Healthy Recipe

Responses to our last blog post (especially the Face book Responses Thank You Carrie for sharing!) indicated that eating fresh fruits and vegetables, nuts and drinking water are healthy. Let’s start with the vegetables. To eat more vegetables, getting organized is half the battle.

#1) Shop for what is in season. If there is no one knowledgeable in your favorite produce market look for the freshest, brightest most vibrant vegetables you see. My standard is if it doesn’t look and smell like what it is “supposed to,” I don’t buy it. (It goes for fruit too, if an apple smells like wax chose something else.)

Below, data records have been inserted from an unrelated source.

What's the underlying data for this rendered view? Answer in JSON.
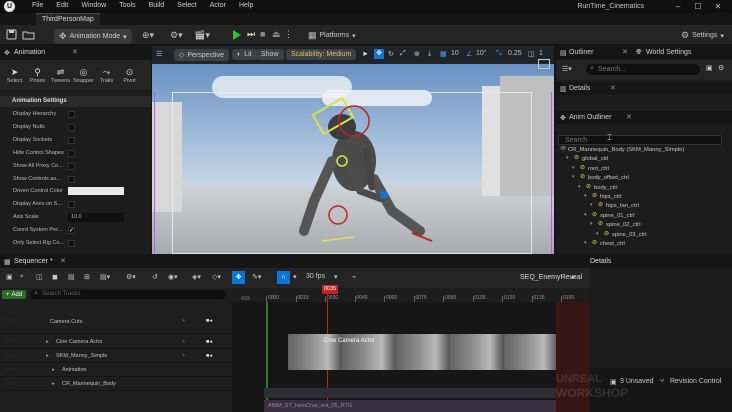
{
  "titlebar": {
    "logo": "U",
    "menus": [
      "File",
      "Edit",
      "Window",
      "Tools",
      "Build",
      "Select",
      "Actor",
      "Help"
    ],
    "project": "RunTime_Cinematics",
    "level_tab": "ThirdPersonMap"
  },
  "toolbar": {
    "mode": "Animation Mode",
    "platforms": "Platforms",
    "settings": "Settings"
  },
  "anim_panel": {
    "title": "Animation",
    "tools": [
      {
        "label": "Select",
        "icon": "cursor-icon"
      },
      {
        "label": "Poses",
        "icon": "poses-icon"
      },
      {
        "label": "Tweens",
        "icon": "tweens-icon"
      },
      {
        "label": "Snapper",
        "icon": "snapper-icon"
      },
      {
        "label": "Trails",
        "icon": "trails-icon"
      },
      {
        "label": "Pivot",
        "icon": "pivot-icon"
      }
    ],
    "settings_header": "Animation Settings",
    "settings": [
      {
        "label": "Display Hierarchy",
        "checked": false
      },
      {
        "label": "Display Nulls",
        "checked": false
      },
      {
        "label": "Display Sockets",
        "checked": false
      },
      {
        "label": "Hide Control Shapes",
        "checked": false
      },
      {
        "label": "Show All Proxy Co...",
        "checked": false
      },
      {
        "label": "Show Controls as...",
        "checked": false
      },
      {
        "label": "Driven Control Color",
        "color": "#e8e8e8"
      },
      {
        "label": "Display Axes on S...",
        "checked": false
      },
      {
        "label": "Axis Scale",
        "value": "10.0"
      },
      {
        "label": "Coord System Per...",
        "checked": true
      },
      {
        "label": "Only Select Rig Co...",
        "checked": false
      }
    ]
  },
  "viewport": {
    "perspective": "Perspective",
    "lit": "Lit",
    "show": "Show",
    "scalability": "Scalability: Medium",
    "grid_snap": "10",
    "angle_snap": "10°",
    "scale_snap": "0.25",
    "camera_speed": "1"
  },
  "outliner": {
    "title": "Outliner",
    "world_settings": "World Settings",
    "search_placeholder": "Search...",
    "details": "Details"
  },
  "anim_outliner": {
    "title": "Anim Outliner",
    "search_placeholder": "Search",
    "items": [
      {
        "label": "CR_Mannequin_Body  (SKM_Manny_Simple)",
        "depth": 0
      },
      {
        "label": "global_ctrl",
        "depth": 1
      },
      {
        "label": "root_ctrl",
        "depth": 2
      },
      {
        "label": "body_offset_ctrl",
        "depth": 2
      },
      {
        "label": "body_ctrl",
        "depth": 3
      },
      {
        "label": "hips_ctrl",
        "depth": 4
      },
      {
        "label": "hips_tan_ctrl",
        "depth": 5
      },
      {
        "label": "spine_01_ctrl",
        "depth": 4
      },
      {
        "label": "spine_02_ctrl",
        "depth": 5
      },
      {
        "label": "spine_03_ctrl",
        "depth": 6
      },
      {
        "label": "chest_ctrl",
        "depth": 4
      }
    ]
  },
  "sequencer": {
    "title": "Sequencer",
    "add": "Add",
    "search_placeholder": "Search Tracks",
    "fps": "30 fps",
    "sequence_name": "SEQ_EnemyReveal",
    "playhead_frame": "0035",
    "time_start": "-015",
    "ticks": [
      "0000",
      "0015",
      "0030",
      "0045",
      "0060",
      "0075",
      "0090",
      "0105",
      "0120",
      "0135",
      "0150"
    ],
    "tracks": [
      {
        "label": "Camera Cuts",
        "depth": 0
      },
      {
        "label": "Cine Camera Actor",
        "depth": 1
      },
      {
        "label": "SKM_Manny_Simple",
        "depth": 1
      },
      {
        "label": "Animation",
        "depth": 2
      },
      {
        "label": "CR_Mannequin_Body",
        "depth": 2
      }
    ],
    "camera_cut_label": "Cine Camera Actor",
    "anim_section_label": "ANIM_ST_heroChar_ent_05_RTG"
  },
  "right_bottom": {
    "details_tab": "Details",
    "unsaved": "3 Unsaved",
    "revision": "Revision Control"
  },
  "watermark": {
    "line1": "UNREAL",
    "line2": "WORKSHOP"
  },
  "colors": {
    "accent_blue": "#0e74d8",
    "play_green": "#2fbf3a",
    "control_yellow": "#d9e34c",
    "playhead_red": "#c32222"
  }
}
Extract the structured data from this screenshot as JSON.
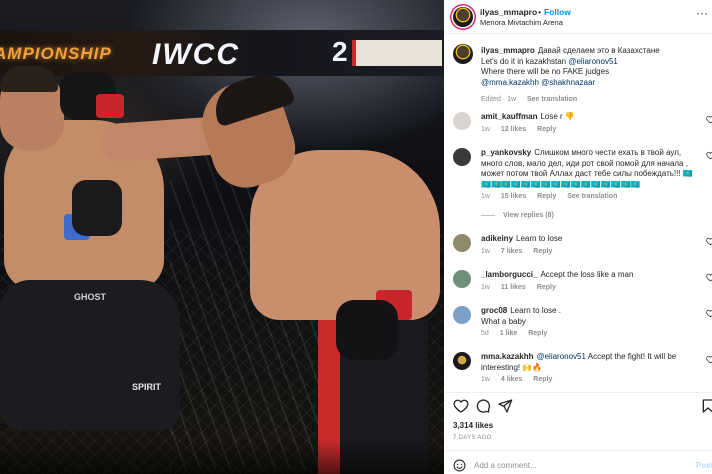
{
  "post": {
    "username": "ilyas_mmapro",
    "follow_label": "Follow",
    "location": "Menora Mivtachim Arena",
    "caption_lines": [
      "Давай сделаем это в Казахстане",
      "Let's do it in kazakhstan ",
      "Where there will be no FAKE judges"
    ],
    "caption_mention_1": "@eliaronov51",
    "caption_mentions_line": "@mma.kazakhh @shakhnazaar",
    "caption_meta": {
      "edited": "Edited · 1w",
      "translate": "See translation"
    }
  },
  "media": {
    "banner_left": "AMPIONSHIP",
    "banner_logo": "IWCC",
    "banner_num": "2",
    "shorts_left": "GHOST",
    "shorts_left_brand": "SPIRIT"
  },
  "comments": [
    {
      "user": "amit_kauffman",
      "text": "Lose r 👎",
      "time": "1w",
      "likes": "12 likes",
      "reply": "Reply",
      "avatar_color": "#d8d4cf"
    },
    {
      "user": "p_yankovsky",
      "text": "Слишком много чести ехать в твой аул, много слов, мало дел, иди рот свой помой для начала , может потом твой Аллах даст тебе силы побеждать!!! 🇰🇿🇰🇿🇰🇿🇰🇿🇰🇿🇰🇿🇰🇿🇰🇿🇰🇿🇰🇿🇰🇿🇰🇿🇰🇿🇰🇿🇰🇿🇰🇿🇰🇿",
      "time": "1w",
      "likes": "15 likes",
      "reply": "Reply",
      "translate": "See translation",
      "avatar_color": "#3a3a3a",
      "view_replies": "View replies (8)"
    },
    {
      "user": "adikeiny",
      "text": "Learn to lose",
      "time": "1w",
      "likes": "7 likes",
      "reply": "Reply",
      "avatar_color": "#8f8a6a"
    },
    {
      "user": "_lamborgucci_",
      "text": "Accept the loss like a man",
      "time": "1w",
      "likes": "11 likes",
      "reply": "Reply",
      "avatar_color": "#6f8f7a"
    },
    {
      "user": "groc08",
      "text": "Learn to lose .",
      "text2": "What a baby",
      "time": "5d",
      "likes": "1 like",
      "reply": "Reply",
      "avatar_color": "#7aa0c8"
    },
    {
      "user": "mma.kazakhh",
      "mention": "@eliaronov51",
      "text": "Accept the fight! It will be interesting! 🙌🔥",
      "time": "1w",
      "likes": "4 likes",
      "reply": "Reply",
      "avatar_color": "#1a1a1a"
    }
  ],
  "footer": {
    "likes": "3,314 likes",
    "date": "7 DAYS AGO",
    "comment_placeholder": "Add a comment...",
    "post_label": "Post"
  },
  "colors": {
    "accent": "#0095f6",
    "text": "#262626",
    "muted": "#8e8e8e",
    "mention": "#00376b"
  }
}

#2) Chop and store in sealed containers. If you chop a healthy mosaic of Veggies at least once or twice a week you will eat much better because meals are convenient. If you plan to enjoy your vegetables as a salad keep the dressing separate until serving or your beautiful salad will have a 48 hr life even in the refrigerator.

#3) When you have limited time for food prep you have your chop ready to go you just add a little cheese or meat or whatever you need to make that cup feel like a meal.

What I chopped this week: 1 bulb of fennel, 2 leeks, one head of broccoli, 4 stalks of celery (the others from the bunch I sold to my kids with peanut butter) 1 shredded fresh beet, the seeds of 1 pomegranate.

I dressed it with: some apple cider vinegar, a splash of balsamic vinegar, lil maple syrup, walnut oil, some crumbled blue cheese and then topped it with honey caramelized walnuts.

Fill Your Cup and save the rest for later.